03.02.2025 – ÉVANGILE DU JOUR

Évangile de Jésus-Christ selon saint Marc 5,1-20. 

En ce temps-là, Jésus et ses disciples arrivèrent sur l’autre rive, de l’autre côté de la mer de Galilée, dans le pays des Géraséniens.
Comme Jésus sortait de la barque, aussitôt un homme possédé d’un esprit impur s’avança depuis les tombes à sa rencontre ;
il habitait dans les tombeaux et personne ne pouvait plus l’attacher, même avec une chaîne ;
en effet on l’avait souvent attaché avec des fers aux pieds et des chaînes, mais il avait rompu les chaînes, brisé les fers, et personne ne pouvait le maîtriser.
Sans arrêt, nuit et jour, il était parmi les tombeaux et sur les collines, à crier, et à se blesser avec des pierres.
Voyant Jésus de loin, il accourut, se prosterna devant lui
et cria d’une voix forte : « Que me veux-tu, Jésus, fils du Dieu Très-Haut ? Je t’adjure par Dieu, ne me tourmente pas ! »
Jésus lui disait en effet : « Esprit impur, sors de cet homme ! »
Et il lui demandait : « Quel est ton nom ? » L’homme lui dit : « Mon nom est Légion, car nous sommes beaucoup. »
Et ils suppliaient Jésus avec insistance de ne pas les chasser en dehors du pays.
Or, il y avait là, du côté de la colline, un grand troupeau de porcs qui cherchait sa nourriture.
Alors, les esprits impurs supplièrent Jésus : « Envoie-nous vers ces porcs, et nous entrerons en eux. »
Il le leur permit.
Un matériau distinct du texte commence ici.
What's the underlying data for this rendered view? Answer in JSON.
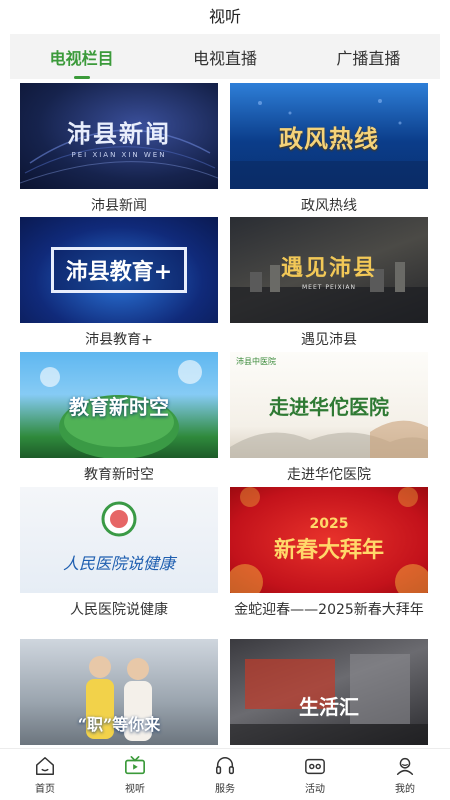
{
  "header": {
    "title": "视听"
  },
  "tabs": [
    {
      "label": "电视栏目",
      "active": true
    },
    {
      "label": "电视直播",
      "active": false
    },
    {
      "label": "广播直播",
      "active": false
    }
  ],
  "programs": [
    {
      "caption": "沛县新闻",
      "thumb_title": "沛县新闻",
      "thumb_subtitle": "PEI XIAN XIN WEN"
    },
    {
      "caption": "政风热线",
      "thumb_title": "政风热线"
    },
    {
      "caption": "沛县教育+",
      "thumb_title": "沛县教育+"
    },
    {
      "caption": "遇见沛县",
      "thumb_title": "遇见沛县",
      "thumb_subtitle": "MEET PEIXIAN"
    },
    {
      "caption": "教育新时空",
      "thumb_title": "教育新时空"
    },
    {
      "caption": "走进华佗医院",
      "thumb_title": "走进华佗医院",
      "thumb_logo_text": "沛县中医院"
    },
    {
      "caption": "人民医院说健康",
      "thumb_title": "人民医院说健康"
    },
    {
      "caption": "金蛇迎春——2025新春大拜年",
      "thumb_title": "新春大拜年",
      "thumb_year": "2025"
    },
    {
      "caption": "",
      "thumb_title": "“职”等你来"
    },
    {
      "caption": "",
      "thumb_title": "生活汇"
    }
  ],
  "tabbar": [
    {
      "label": "首页",
      "icon": "home-icon",
      "active": false
    },
    {
      "label": "视听",
      "icon": "tv-icon",
      "active": true
    },
    {
      "label": "服务",
      "icon": "headset-icon",
      "active": false
    },
    {
      "label": "活动",
      "icon": "activity-icon",
      "active": false
    },
    {
      "label": "我的",
      "icon": "user-icon",
      "active": false
    }
  ],
  "colors": {
    "accent": "#3b9a3a"
  }
}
Ils sortirent alors de l’homme et entrèrent dans les porcs. Du haut de la falaise, le troupeau se précipita dans la mer : il y avait environ deux mille porcs, et ils se noyaient dans la mer.
Ceux qui les gardaient prirent la fuite, ils annoncèrent la nouvelle dans la ville et dans la campagne, et les gens vinrent voir ce qui s’était passé.
Ils arrivent auprès de Jésus, ils voient le possédé assis, habillé, et revenu à la raison, lui qui avait eu la légion de démons, et ils furent saisis de crainte.
Ceux qui avaient vu tout cela leur racontèrent l’histoire du possédé et ce qui était arrivé aux porcs.
Alors ils se mirent à supplier Jésus de quitter leur territoire.
Comme Jésus remontait dans la barque, le possédé le suppliait de pouvoir être avec lui.
Il n’y consentit pas, mais il lui dit : « Rentre à la maison, auprès des tiens, annonce-leur tout ce que le Seigneur a fait pour toi dans sa miséricorde. »
Alors l’homme s’en alla, il se mit à proclamer dans la région de la Décapole ce que Jésus avait fait pour lui, et tout le monde était dans l’admiration.

Acclamons et partageons la parole de Dieu !

COMMENTAIRE :

Concile Vatican II

Constitution dogmatique sur l’Église, « Lumen Gentium », 17

« Rentre auprès des tiens, annonce-leur tout ce que le Seigneur a fait pour toi dans sa miséricorde »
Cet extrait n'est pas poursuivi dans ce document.